May is Celiac Awareness Month. To learn more about celiac disease and other gluten-sensitivity conditions, which affect approximately one in every 133 people, visit www.celiaccentral.org.

Low-gluten hosts

According to the guidelines from the Archdiocese of Detroit and the U.S. Conference of Catholic Bishops, parishes may purchase low-gluten altar bread from one of three approved distributors in the United States. To inquire, contact the Archdiocese of Detroit’s Office of Christian Worship at (313) 237-4697.

Mustum

Sr. Zalewska said the Church also considers those who might not be able to consume wine, such as priests who might struggle with alcoholic disease.
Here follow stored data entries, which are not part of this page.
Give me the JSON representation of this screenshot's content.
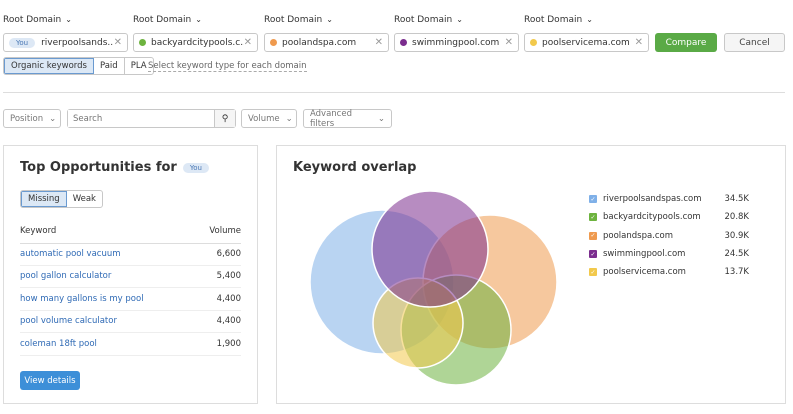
{
  "domains": [
    {
      "label": "Root Domain",
      "value": "riverpoolsands...",
      "badge": "You",
      "color": "#4a78b5"
    },
    {
      "label": "Root Domain",
      "value": "backyardcitypools.c...",
      "color": "#6db33f"
    },
    {
      "label": "Root Domain",
      "value": "poolandspa.com",
      "color": "#ef9a4e"
    },
    {
      "label": "Root Domain",
      "value": "swimmingpool.com",
      "color": "#7b2d8e"
    },
    {
      "label": "Root Domain",
      "value": "poolservicema.com",
      "color": "#f2c94c"
    }
  ],
  "compare_label": "Compare",
  "cancel_label": "Cancel",
  "kw_types": [
    "Organic keywords",
    "Paid",
    "PLA"
  ],
  "kw_type_hint": "Select keyword type for each domain",
  "filters": {
    "position": "Position",
    "search_placeholder": "Search",
    "volume": "Volume",
    "advanced": "Advanced filters"
  },
  "opps": {
    "title": "Top Opportunities for",
    "badge": "You",
    "tabs": [
      "Missing",
      "Weak"
    ],
    "col_keyword": "Keyword",
    "col_volume": "Volume",
    "rows": [
      {
        "k": "automatic pool vacuum",
        "v": "6,600"
      },
      {
        "k": "pool gallon calculator",
        "v": "5,400"
      },
      {
        "k": "how many gallons is my pool",
        "v": "4,400"
      },
      {
        "k": "pool volume calculator",
        "v": "4,400"
      },
      {
        "k": "coleman 18ft pool",
        "v": "1,900"
      }
    ],
    "view_details": "View details"
  },
  "overlap": {
    "title": "Keyword overlap",
    "legend": [
      {
        "domain": "riverpoolsandspas.com",
        "count": "34.5K",
        "color": "#7fb0e8"
      },
      {
        "domain": "backyardcitypools.com",
        "count": "20.8K",
        "color": "#6db33f"
      },
      {
        "domain": "poolandspa.com",
        "count": "30.9K",
        "color": "#ef9a4e"
      },
      {
        "domain": "swimmingpool.com",
        "count": "24.5K",
        "color": "#7b2d8e"
      },
      {
        "domain": "poolservicema.com",
        "count": "13.7K",
        "color": "#f2c94c"
      }
    ]
  }
}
They can be given permission to use what’s known as “mustum” during the celebration of the Mass.

“Mustum originates from the grape, so it’s kind of a wine, but it has a minimum amount of alcohol in it” due to the fermentation process being arrested shortly after its start, Sr. Zalewska said.

Like with low-gluten hosts, permission must be granted by the archbishop to use mustum, and only a limited number of distributors are approved, she said.